Alpine high, and neither would force a passage!

They did not see the arch rogue during the day, but he came in to dinner.

He was gay--in a story-telling mood. There was little or no banter, for he

spoke only to Jane, and gave her flashes of some of his amazing activities

in search of art treasures. He had once been chased up and down Japan by

the Mikado's agents for having in his possession some royal-silk tapestry

which it is forbidden to take out of the country. Another time he had gone

into Tibet for a lama's ghost mask studded with raw emeralds and

turquoise, and had suffered untold miseries in getting down into India.

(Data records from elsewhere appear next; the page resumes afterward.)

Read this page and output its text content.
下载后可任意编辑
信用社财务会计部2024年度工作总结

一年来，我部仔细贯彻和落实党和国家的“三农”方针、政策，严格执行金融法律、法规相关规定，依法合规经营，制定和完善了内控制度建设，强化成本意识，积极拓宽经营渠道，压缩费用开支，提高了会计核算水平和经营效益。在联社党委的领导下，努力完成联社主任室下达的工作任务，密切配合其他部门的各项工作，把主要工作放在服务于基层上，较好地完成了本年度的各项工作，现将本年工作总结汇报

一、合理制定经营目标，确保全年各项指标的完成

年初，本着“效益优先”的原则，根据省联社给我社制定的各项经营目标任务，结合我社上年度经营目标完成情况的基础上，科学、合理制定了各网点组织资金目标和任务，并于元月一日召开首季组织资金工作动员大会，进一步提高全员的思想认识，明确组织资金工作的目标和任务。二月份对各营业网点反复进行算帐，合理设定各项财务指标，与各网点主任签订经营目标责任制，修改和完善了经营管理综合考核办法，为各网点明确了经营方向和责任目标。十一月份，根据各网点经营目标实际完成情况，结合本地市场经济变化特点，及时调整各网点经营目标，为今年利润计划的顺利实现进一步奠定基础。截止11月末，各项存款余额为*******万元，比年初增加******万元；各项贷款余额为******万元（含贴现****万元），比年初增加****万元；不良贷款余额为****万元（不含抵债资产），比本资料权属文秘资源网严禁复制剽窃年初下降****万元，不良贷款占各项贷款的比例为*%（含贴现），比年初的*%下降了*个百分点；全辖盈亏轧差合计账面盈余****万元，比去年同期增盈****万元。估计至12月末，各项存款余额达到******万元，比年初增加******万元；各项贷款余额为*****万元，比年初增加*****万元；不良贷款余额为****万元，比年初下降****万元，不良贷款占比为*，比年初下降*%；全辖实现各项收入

Again he had entered a Rajput haremlik as a woman, and eventually escaped

with the fabulous rug which hung in the salon. Adventure, adventure, and

death always at his elbow! There was nothing of the braggart in the man;

he recounted his tales after the manner of a boy relating some college

escapades, deprecatingly.

Often Jane stole a glance at one or the other of the Cleighs. She was

constantly swung between--but never touched--the desire to laugh and the

desire to weep over this tragedy, which seemed so futile.

"Why don't you write a book about these adventures?" she asked.

"A book? No time," said Cunningham. "Besides, the moment one of these

trips is over it ends; I can recount it only sketchily."

"But even sketchily it would be tremendously interesting. It is as if you

were playing a game with death for the mere sport of it."